Kavanaugh's investiture ceremony is scheduled to take place on Thursday. Typically, a new judge, along with the chief justice, walk together down the marble steps in front of the Supreme Court after the new judge is admitted.
However, according to court spokesperson Kathy Arberg, an exception is being made in Kavanaugh's case "out of an abundance of caution due to security concerns."
On October 6, the Senate voted by 50 to 48 in favor of installing the 53-year-old conservative judge on the nine-member top US court, a life position.
The vote put an end to weeks of bitter debate and protest after at least three women, including California criminal psychology professor Christine Blasey Ford, came forward with accusations that the judge had sexually assaulted them in the past.

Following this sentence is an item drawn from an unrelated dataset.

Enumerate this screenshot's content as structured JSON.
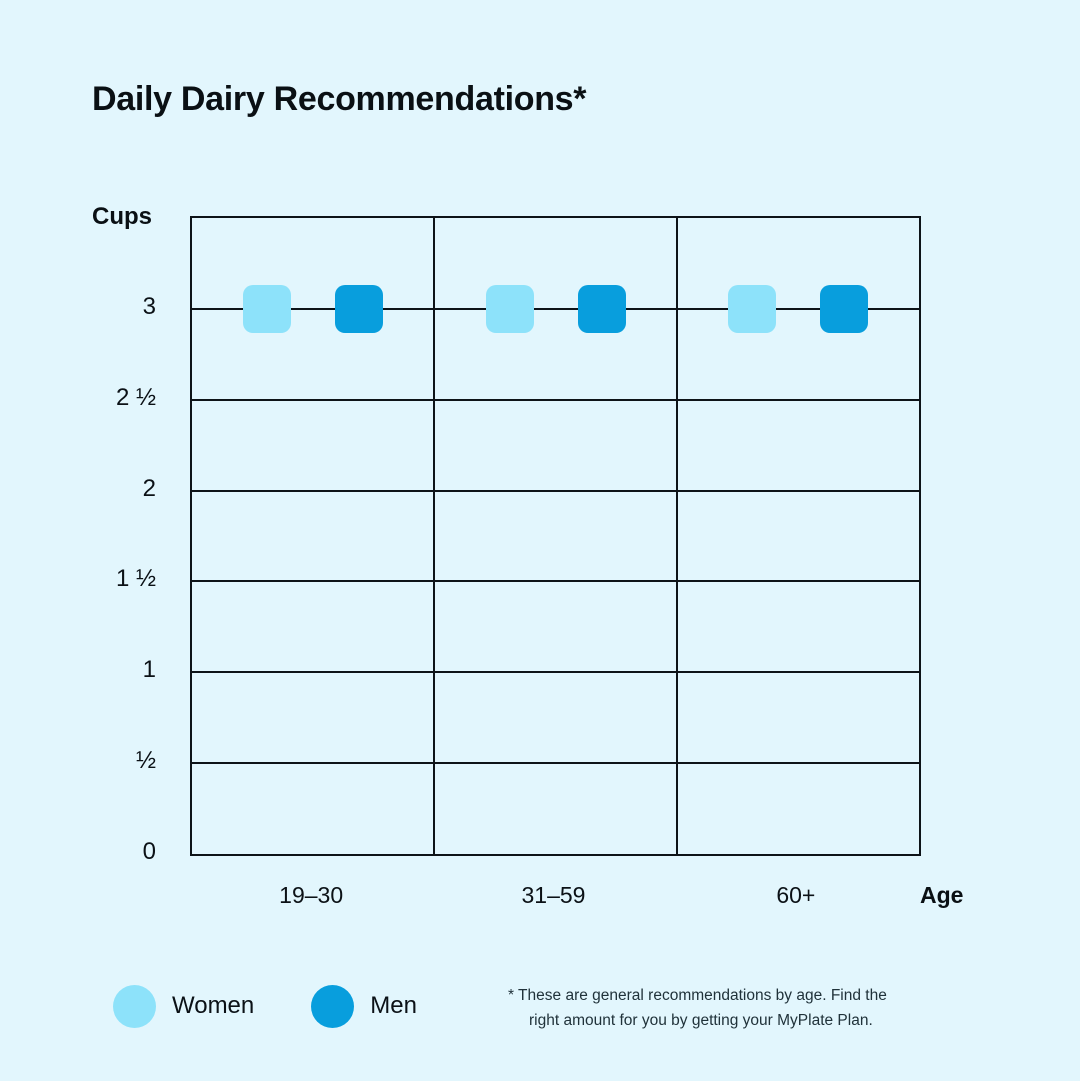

Kavanaugh denied the allegations, while US Donald President Trump repeatedly accused protesters of trying to "make Senators look bad."
This weekend, Judy Munro-Leighton — who admitted to writing a letter under the alias Jane Doe — told federal investigators that she had falsely accused Kavanaugh of sexual assault because she was "angry" and wanted public attention.

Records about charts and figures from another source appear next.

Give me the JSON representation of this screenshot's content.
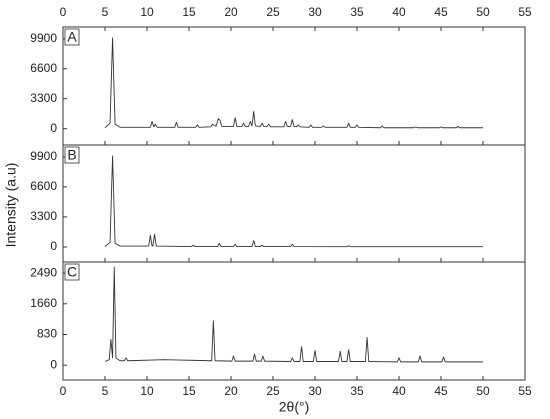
{
  "chart_data": [
    {
      "type": "line",
      "panel_label": "A",
      "ylabel": "Intensity (a.u)",
      "xlim": [
        0,
        55
      ],
      "xticks": [
        0,
        5,
        10,
        15,
        20,
        25,
        30,
        35,
        40,
        45,
        50,
        55
      ],
      "ylim": [
        -1800,
        11200
      ],
      "yticks": [
        0,
        3300,
        6600,
        9900
      ],
      "series": [
        {
          "color": "#333333",
          "x": [
            5.0,
            5.6,
            5.9,
            6.2,
            6.8,
            10.4,
            10.6,
            10.8,
            11.0,
            11.2,
            13.3,
            13.5,
            13.7,
            15.8,
            16.0,
            16.2,
            17.6,
            17.8,
            18.2,
            18.5,
            18.7,
            18.9,
            20.3,
            20.5,
            20.7,
            21.3,
            21.5,
            21.7,
            22.1,
            22.3,
            22.5,
            22.7,
            22.9,
            23.5,
            23.7,
            23.9,
            24.3,
            24.5,
            24.7,
            26.3,
            26.5,
            26.7,
            27.1,
            27.3,
            27.5,
            27.8,
            28.0,
            28.2,
            29.3,
            29.5,
            29.7,
            30.8,
            31.0,
            31.2,
            33.8,
            34.0,
            34.2,
            34.8,
            35.0,
            35.2,
            37.8,
            38.0,
            38.2,
            41.8,
            42.0,
            42.2,
            44.8,
            45.0,
            45.2,
            46.8,
            47.0,
            47.2,
            50.0
          ],
          "values": [
            100,
            600,
            10000,
            500,
            150,
            150,
            800,
            200,
            500,
            150,
            150,
            700,
            150,
            150,
            400,
            150,
            200,
            500,
            250,
            1100,
            900,
            250,
            250,
            1200,
            250,
            250,
            600,
            250,
            250,
            800,
            300,
            1900,
            300,
            250,
            600,
            250,
            250,
            500,
            200,
            200,
            800,
            250,
            250,
            1000,
            250,
            200,
            400,
            200,
            150,
            400,
            150,
            150,
            300,
            150,
            150,
            600,
            150,
            150,
            400,
            150,
            100,
            300,
            100,
            100,
            200,
            100,
            100,
            200,
            100,
            100,
            250,
            100,
            100
          ]
        }
      ]
    },
    {
      "type": "line",
      "panel_label": "B",
      "xlim": [
        0,
        55
      ],
      "xticks": [
        0,
        5,
        10,
        15,
        20,
        25,
        30,
        35,
        40,
        45,
        50,
        55
      ],
      "ylim": [
        -1650,
        11200
      ],
      "yticks": [
        0,
        3300,
        6600,
        9900
      ],
      "series": [
        {
          "color": "#333333",
          "x": [
            5.0,
            5.6,
            5.9,
            6.2,
            6.8,
            10.2,
            10.4,
            10.6,
            10.7,
            10.9,
            11.1,
            15.3,
            15.5,
            15.7,
            18.4,
            18.6,
            18.8,
            20.3,
            20.5,
            20.7,
            22.5,
            22.7,
            22.9,
            23.5,
            23.7,
            23.9,
            27.1,
            27.3,
            27.5,
            33.8,
            34.0,
            34.2,
            50.0
          ],
          "values": [
            50,
            500,
            10000,
            400,
            100,
            100,
            1300,
            100,
            100,
            1400,
            100,
            50,
            200,
            50,
            50,
            400,
            50,
            50,
            300,
            50,
            50,
            700,
            50,
            50,
            200,
            50,
            50,
            300,
            50,
            30,
            150,
            30,
            30
          ]
        }
      ]
    },
    {
      "type": "line",
      "panel_label": "C",
      "xlabel": "2θ(°)",
      "xlim": [
        0,
        55
      ],
      "xticks": [
        0,
        5,
        10,
        15,
        20,
        25,
        30,
        35,
        40,
        45,
        50,
        55
      ],
      "ylim": [
        -400,
        2790
      ],
      "yticks": [
        0,
        830,
        1660,
        2490
      ],
      "series": [
        {
          "color": "#333333",
          "x": [
            5.0,
            5.5,
            5.7,
            5.9,
            6.1,
            6.3,
            6.8,
            7.3,
            7.5,
            7.7,
            12.0,
            17.7,
            17.9,
            18.1,
            20.1,
            20.3,
            20.5,
            22.6,
            22.8,
            23.0,
            23.6,
            23.8,
            24.0,
            27.1,
            27.3,
            27.5,
            28.2,
            28.4,
            28.6,
            29.8,
            30.0,
            30.2,
            32.8,
            33.0,
            33.2,
            33.8,
            34.0,
            34.2,
            36.0,
            36.2,
            36.4,
            39.8,
            40.0,
            40.2,
            42.3,
            42.5,
            42.7,
            45.1,
            45.3,
            45.5,
            50.0
          ],
          "values": [
            100,
            150,
            700,
            200,
            2650,
            200,
            120,
            120,
            200,
            120,
            150,
            120,
            1200,
            120,
            110,
            250,
            110,
            110,
            300,
            110,
            110,
            250,
            110,
            100,
            200,
            100,
            100,
            500,
            100,
            100,
            400,
            100,
            100,
            380,
            100,
            100,
            420,
            100,
            100,
            750,
            100,
            90,
            200,
            90,
            90,
            250,
            90,
            90,
            220,
            90,
            90
          ]
        }
      ]
    }
  ]
}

"Under questioning by Committee investigators, Ms. Munro-Leighton admitted, contrary to her prior claims, that she had not been sexually assaulted by Judge Kavanaugh," Senator Chuck Grassley wrote in a letter to Attorney General Jeff Sessions and FBI Director Christopher Wray, describing her as a left-wing activist who was "decades older than Judge Kavanaugh."
"The Committee is grateful to citizens who come forward with relevant information in good faith, even if they are not one hundred percent sure about what they know," Grassley wrote in his letter to the FBI and DOJ.
"But when individuals intentionally mislead the Committee, they divert Committee resources during time-sensitive investigations and materially impede our work. Such acts are not only unfair; they are potentially illegal."
According to a recent Harvard/Harris poll, most American women and men (about 55 percent) claim that Democrats were not genuinely concerned with the accusations of sexual assault made by Ford, but instead were using the allegations to gain political advantage.